I know this is not strictly correct but it explains it well enough for me.

Many years ago I was given the task of checking the overload relays on some medium Voltage switchgear, the engineer insisted we inject the equipment right on the busbars, we did this with a 1 kVa transformer with about 4 parallel turns of welding cable for a secondary, it would easily put out 2,000 Amps. On injecting one set off gear we couldn't get more than a few hundred Amps, we found there was a wiring mistake on the CT secondary side and the CT impedance was limiting the current. This would have gone un-noticed using the usual relay testing equipment.
 
In all comments there's no mention of core saturation.

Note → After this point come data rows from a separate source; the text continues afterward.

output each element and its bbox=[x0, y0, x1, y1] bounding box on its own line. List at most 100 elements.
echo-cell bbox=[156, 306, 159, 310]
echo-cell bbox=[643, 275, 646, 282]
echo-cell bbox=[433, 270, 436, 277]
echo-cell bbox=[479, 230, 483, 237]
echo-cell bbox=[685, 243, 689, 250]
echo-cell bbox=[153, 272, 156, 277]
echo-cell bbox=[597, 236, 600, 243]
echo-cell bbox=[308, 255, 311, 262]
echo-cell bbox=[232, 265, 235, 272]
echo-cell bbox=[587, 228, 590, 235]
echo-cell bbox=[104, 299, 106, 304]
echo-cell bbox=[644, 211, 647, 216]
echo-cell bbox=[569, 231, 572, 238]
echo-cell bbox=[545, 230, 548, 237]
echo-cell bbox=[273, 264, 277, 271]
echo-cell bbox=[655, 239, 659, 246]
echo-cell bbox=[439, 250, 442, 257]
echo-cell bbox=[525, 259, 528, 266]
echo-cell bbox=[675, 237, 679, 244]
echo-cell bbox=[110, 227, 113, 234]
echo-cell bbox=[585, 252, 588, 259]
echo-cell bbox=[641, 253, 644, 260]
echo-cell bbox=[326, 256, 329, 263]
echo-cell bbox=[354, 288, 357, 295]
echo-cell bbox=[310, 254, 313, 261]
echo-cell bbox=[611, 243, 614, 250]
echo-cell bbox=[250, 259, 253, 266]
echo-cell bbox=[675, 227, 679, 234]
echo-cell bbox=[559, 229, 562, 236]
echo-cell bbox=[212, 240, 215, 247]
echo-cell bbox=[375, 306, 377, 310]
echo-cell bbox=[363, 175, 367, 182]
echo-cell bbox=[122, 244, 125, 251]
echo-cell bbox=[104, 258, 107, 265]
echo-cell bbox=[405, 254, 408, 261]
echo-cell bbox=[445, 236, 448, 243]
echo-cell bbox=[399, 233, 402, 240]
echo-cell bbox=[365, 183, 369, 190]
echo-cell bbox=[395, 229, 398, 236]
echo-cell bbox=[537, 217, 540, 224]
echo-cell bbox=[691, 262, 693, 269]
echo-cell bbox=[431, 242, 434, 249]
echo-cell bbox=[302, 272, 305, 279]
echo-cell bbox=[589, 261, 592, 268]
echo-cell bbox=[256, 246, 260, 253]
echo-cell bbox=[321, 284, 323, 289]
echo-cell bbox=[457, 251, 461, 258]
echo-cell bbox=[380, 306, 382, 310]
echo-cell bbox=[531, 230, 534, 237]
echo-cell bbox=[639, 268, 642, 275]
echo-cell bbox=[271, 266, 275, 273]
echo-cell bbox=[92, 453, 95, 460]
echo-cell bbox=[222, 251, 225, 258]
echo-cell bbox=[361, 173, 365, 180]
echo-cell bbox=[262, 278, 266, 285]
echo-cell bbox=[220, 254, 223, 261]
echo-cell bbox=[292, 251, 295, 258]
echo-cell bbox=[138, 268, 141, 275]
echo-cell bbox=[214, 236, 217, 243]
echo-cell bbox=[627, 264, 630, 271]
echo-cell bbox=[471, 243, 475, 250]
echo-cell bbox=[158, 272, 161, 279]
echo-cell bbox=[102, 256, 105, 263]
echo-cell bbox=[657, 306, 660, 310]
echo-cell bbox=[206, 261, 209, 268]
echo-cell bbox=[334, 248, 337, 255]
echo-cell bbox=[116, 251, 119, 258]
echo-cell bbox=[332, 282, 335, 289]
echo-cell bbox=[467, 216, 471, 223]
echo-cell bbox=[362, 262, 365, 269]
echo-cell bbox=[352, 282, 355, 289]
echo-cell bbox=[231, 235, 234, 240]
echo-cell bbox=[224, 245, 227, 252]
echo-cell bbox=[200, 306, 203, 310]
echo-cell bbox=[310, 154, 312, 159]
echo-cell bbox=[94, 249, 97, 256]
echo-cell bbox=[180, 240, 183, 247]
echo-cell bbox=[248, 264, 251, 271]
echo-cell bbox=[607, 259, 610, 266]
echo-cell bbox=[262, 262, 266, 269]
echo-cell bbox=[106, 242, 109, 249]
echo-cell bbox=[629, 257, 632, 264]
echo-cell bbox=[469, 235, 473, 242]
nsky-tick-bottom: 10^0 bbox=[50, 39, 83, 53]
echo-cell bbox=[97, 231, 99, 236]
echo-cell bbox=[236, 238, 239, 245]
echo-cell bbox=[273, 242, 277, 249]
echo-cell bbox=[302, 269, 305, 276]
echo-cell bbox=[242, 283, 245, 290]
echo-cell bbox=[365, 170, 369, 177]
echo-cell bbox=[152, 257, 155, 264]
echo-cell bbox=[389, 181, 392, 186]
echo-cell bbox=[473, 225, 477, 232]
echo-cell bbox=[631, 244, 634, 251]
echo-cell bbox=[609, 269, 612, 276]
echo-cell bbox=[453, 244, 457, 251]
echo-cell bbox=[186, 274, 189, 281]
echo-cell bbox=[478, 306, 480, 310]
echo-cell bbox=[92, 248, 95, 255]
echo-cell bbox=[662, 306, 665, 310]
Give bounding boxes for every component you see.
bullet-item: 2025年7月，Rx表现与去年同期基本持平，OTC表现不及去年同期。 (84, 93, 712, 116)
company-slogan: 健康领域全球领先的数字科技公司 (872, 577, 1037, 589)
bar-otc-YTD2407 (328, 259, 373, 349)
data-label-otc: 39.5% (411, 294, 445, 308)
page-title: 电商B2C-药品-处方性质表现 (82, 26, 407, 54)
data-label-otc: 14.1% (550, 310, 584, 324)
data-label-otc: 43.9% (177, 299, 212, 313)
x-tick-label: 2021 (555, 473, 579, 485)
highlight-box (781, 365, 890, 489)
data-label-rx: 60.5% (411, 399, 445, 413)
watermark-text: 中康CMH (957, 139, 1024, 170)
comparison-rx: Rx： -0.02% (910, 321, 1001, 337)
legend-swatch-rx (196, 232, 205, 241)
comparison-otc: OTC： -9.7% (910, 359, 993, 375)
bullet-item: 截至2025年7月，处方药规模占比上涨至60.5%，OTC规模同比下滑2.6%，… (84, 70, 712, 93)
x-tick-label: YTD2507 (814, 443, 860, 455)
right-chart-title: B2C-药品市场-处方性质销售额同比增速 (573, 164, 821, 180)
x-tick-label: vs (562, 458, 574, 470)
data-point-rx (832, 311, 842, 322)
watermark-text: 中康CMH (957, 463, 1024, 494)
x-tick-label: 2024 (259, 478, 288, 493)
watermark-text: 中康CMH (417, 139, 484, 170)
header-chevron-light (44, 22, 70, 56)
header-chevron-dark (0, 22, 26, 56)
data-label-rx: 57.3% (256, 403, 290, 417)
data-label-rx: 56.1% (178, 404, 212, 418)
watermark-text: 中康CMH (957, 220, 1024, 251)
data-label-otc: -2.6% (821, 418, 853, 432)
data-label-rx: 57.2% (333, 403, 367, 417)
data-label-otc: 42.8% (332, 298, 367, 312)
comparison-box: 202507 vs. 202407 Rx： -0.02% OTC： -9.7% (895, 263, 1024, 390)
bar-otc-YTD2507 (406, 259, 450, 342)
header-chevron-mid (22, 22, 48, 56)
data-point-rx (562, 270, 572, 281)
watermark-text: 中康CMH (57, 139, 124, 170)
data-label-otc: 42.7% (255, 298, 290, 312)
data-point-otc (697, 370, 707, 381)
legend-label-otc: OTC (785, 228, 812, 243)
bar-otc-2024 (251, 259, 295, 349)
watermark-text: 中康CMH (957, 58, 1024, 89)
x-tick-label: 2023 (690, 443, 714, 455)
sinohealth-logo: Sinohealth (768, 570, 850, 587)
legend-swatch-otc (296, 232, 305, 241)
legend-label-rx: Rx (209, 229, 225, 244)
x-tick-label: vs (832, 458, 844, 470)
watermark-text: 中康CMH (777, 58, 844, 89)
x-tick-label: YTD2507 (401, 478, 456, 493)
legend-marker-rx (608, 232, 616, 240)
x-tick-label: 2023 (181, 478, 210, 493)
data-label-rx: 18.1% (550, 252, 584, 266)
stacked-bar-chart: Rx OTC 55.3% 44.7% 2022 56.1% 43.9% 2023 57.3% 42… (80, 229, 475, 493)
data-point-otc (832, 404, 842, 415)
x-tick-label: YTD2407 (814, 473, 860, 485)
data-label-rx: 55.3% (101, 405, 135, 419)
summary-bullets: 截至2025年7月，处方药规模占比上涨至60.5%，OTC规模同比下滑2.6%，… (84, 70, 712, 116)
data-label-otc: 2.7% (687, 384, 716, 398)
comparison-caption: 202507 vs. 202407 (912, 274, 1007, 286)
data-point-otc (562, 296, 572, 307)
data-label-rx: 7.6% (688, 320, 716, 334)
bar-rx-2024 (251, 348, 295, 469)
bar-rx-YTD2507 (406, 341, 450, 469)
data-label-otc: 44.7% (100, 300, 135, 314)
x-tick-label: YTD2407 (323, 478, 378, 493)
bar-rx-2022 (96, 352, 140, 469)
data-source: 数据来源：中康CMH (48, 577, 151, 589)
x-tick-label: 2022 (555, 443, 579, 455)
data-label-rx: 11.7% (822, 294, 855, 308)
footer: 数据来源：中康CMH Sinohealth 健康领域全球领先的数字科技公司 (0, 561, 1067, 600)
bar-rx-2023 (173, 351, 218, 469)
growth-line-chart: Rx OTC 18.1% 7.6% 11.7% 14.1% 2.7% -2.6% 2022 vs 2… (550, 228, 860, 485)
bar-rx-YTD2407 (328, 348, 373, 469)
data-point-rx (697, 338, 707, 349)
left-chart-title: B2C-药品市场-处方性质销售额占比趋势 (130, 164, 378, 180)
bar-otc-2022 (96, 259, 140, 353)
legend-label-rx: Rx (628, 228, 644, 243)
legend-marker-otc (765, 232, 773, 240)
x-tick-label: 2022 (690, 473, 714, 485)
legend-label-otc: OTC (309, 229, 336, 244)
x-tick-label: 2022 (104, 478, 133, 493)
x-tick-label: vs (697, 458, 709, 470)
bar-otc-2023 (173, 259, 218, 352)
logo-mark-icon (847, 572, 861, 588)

The field strength has limited value. So, while the waveform will be messed up the CT open circuit voltage has limits governed by the size of core.
 
the core is rated for so many ampere-turns without saturation. you need secondary current to get saturation effects. basically saturation under an open-circuit secondary is not likely, until secondary arcing take place.

ferro-resonant failures are unlikely with current transformer installations. that only occurs in large sub-station transformers under low loads, and with power correction caps in the primary that have not been switched out of service.
 
I've been reading this thread with some interest because the danger of an open circuit CT figures largely where I work. I've puzzled it over and come up with this explanation. Hope it makes sense:- When a CT is loaded the primary and secondary ampere turns are balanced. A small amount of primary current (~1%) provides CT excitation. If the secondary is opened, all the primary current now drives the excitation. The flux rises to approx. 2 tesla and then the flux waveform flattens as the core becomes saturated. The flux waveform has changed from a smooth sinusoidal to more of a square wave where the rate of rise and fall is roughly the same as the primary current about it's zero crossover. So, if we take the gradient of the primary current at it's zero crossover we get dI/dt=(Imax)X(2xpixf). This steep rise and fall corresponds to a large dflux/dt at the start and end of the 'square' flux waveform. The secondary voltage is Vs=-Nxdflux/dt. So,for a 1000:1 CT, using the Primary current's crossover gradient and 1000 turns, the secondary voltage is roughly -1000x(Imax)x(2xpix50) which is 314200xImax. If Imax is 100 amps, we get a very large secondary voltage.
 
Basically, the voltage developed in a coil, from a fundamental point of view, is directly related to the rate of change of flux. So, a high rate of change gives a high voltage.

With a CT secondary open circuit, and the CT excitation driven by the Primary current, the rate of change of flux is very high at the zero crossover. The core then becomes saturated for most of the sinusoidal half cycle. The voltage output will be seen as spikes at the zero crossovers.